- Born: May 15, 1969
- Origin: Quebec, Canada
- Died: August 12, 2012 (aged 43)
- Genres: pop, rock
- Occupation: singer-songwriter
- Instruments: vocals, guitar
- Years active: 1990s–2012

= Ève Cournoyer =

Ève Cournoyer (May 15, 1969 – August 12, 2012) was a Canadian singer-songwriter from Quebec, most prominent in the 2000s. She was most noted for winning the SOCAN Songwriting Prize in the French division for her song "Tout arrive" in 2006.

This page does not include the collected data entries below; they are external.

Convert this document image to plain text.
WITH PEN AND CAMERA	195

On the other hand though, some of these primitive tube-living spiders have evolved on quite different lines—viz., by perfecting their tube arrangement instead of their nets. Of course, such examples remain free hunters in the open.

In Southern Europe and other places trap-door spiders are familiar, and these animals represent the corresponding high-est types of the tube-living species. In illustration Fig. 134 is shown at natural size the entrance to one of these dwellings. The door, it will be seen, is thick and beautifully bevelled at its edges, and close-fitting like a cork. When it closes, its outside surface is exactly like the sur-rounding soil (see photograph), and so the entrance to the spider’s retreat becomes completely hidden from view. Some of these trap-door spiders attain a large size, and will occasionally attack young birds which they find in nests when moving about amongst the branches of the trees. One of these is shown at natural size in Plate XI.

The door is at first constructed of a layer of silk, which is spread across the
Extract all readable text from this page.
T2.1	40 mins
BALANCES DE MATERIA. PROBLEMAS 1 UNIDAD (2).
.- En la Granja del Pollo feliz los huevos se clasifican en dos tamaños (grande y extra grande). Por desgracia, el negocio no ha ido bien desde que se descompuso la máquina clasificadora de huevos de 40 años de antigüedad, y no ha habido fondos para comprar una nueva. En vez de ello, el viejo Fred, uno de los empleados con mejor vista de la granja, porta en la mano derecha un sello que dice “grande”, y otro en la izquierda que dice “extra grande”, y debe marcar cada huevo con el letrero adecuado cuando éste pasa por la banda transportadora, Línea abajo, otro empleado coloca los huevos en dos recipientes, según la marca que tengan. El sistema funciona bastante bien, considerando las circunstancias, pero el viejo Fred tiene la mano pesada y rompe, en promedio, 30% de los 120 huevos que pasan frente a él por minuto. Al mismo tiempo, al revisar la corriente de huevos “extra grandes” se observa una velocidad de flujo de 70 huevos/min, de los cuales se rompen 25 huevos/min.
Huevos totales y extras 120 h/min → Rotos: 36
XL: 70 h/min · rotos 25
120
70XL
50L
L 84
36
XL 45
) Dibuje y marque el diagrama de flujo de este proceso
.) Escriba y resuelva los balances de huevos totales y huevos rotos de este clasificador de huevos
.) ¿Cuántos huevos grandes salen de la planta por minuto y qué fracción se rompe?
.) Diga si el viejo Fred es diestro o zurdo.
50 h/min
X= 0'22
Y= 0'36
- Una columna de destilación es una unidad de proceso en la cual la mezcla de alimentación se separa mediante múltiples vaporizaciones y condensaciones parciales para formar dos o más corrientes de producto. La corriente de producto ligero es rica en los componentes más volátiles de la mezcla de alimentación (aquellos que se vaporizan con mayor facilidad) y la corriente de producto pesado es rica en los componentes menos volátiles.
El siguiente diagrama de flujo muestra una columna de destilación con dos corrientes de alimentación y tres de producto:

Cournoyer began her career in music by writing songs while raising her daughter. She began performing at music venues in Montreal in the late 1990s, before participating in the Francofolies de Montréal in 1999. She released the demo recording Stéréotype 1 that year, before releasing her debut studio album Sabot-de-Vénus in 2002. She won a MIMI Award from the Montreal International Music Initiative in 2003 for her single "Dans les bois".

She followed up with the albums L'Écho in 2005 and Tempête in 2010, and composed music for François Delisle's film Happiness Is a Sad Song (Le bonheur c’est une chanson triste) and You (Toi).

Cournoyer died on August 12, 2012, just days after the release of her final album Le labeur d'une fleur.